The Holden Racing Team driver won all three races comfortably, while Ford hope Whincup watched from the commentary box after smashing the Triple Eight Racing Falcon in Saturday`s qualifying.
Whincup drops from the top of the championship to fifth after three rounds, while Holden driver Rick Kelly takes the early overall lead from Tander and another Holden pilot, Lee Holdsworth.
Tander received the Mark Porter Trophy - a unique piece made from traditional New Zealand materials and named in memory of the Kiwi driver who died in a V8 racing accident during the 2006 Bathurst 1000 meeting. He was 32.

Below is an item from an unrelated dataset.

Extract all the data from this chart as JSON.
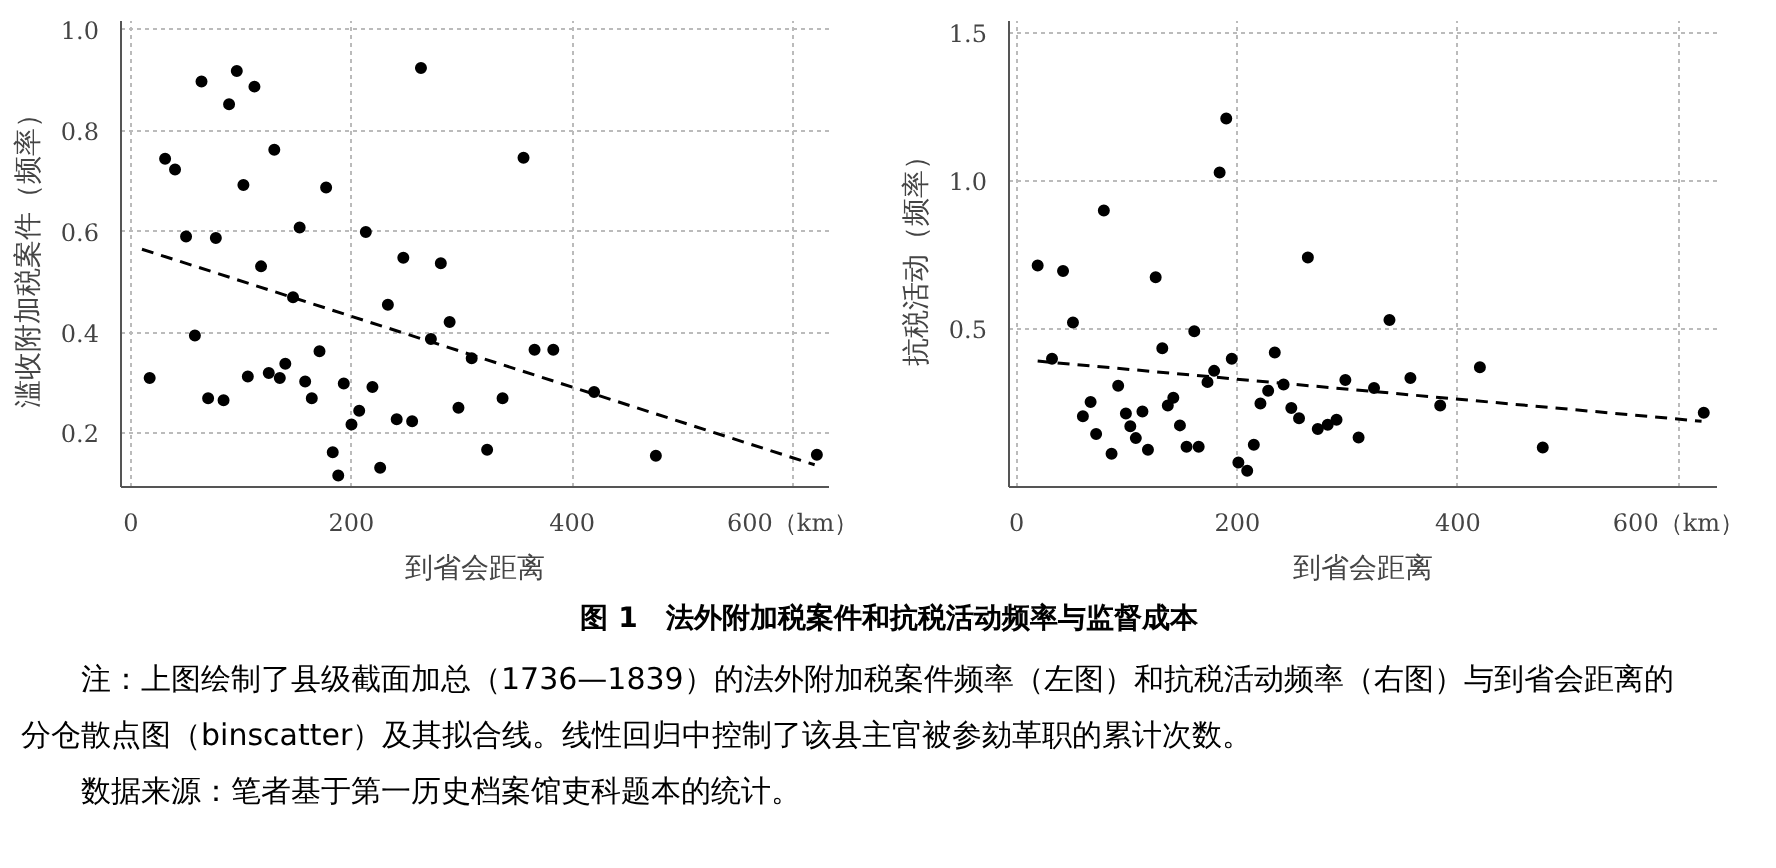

“Mark was a great guy who was taken away from us way too early,” Tander said on accepting the 21kg trophy.
“It`s a fantastic result for us and a fantastic result for Holden to make it eight in a row in New Zealand.”
The racing was largely uneventful towards the front but there was plenty of midfield niggle at the tight 3.4km circuit, where passing was difficult.
A highlight for the locals was the battle between 18-year-old Kiwi Shane van Gisbergen and Holden veterans Mark Skaife and Russell Ingall.
Van Gisbergen, who has been compared to a young Craig Lowndes, got the better of both the former champions with composure beyond his years to finish in tenth with an incredible drive for SBR, having started from 26th.
“It`s pretty cool to be out there with them for one thing but to be passing them and racing hard and clean is awesome,” van Gisbergen said.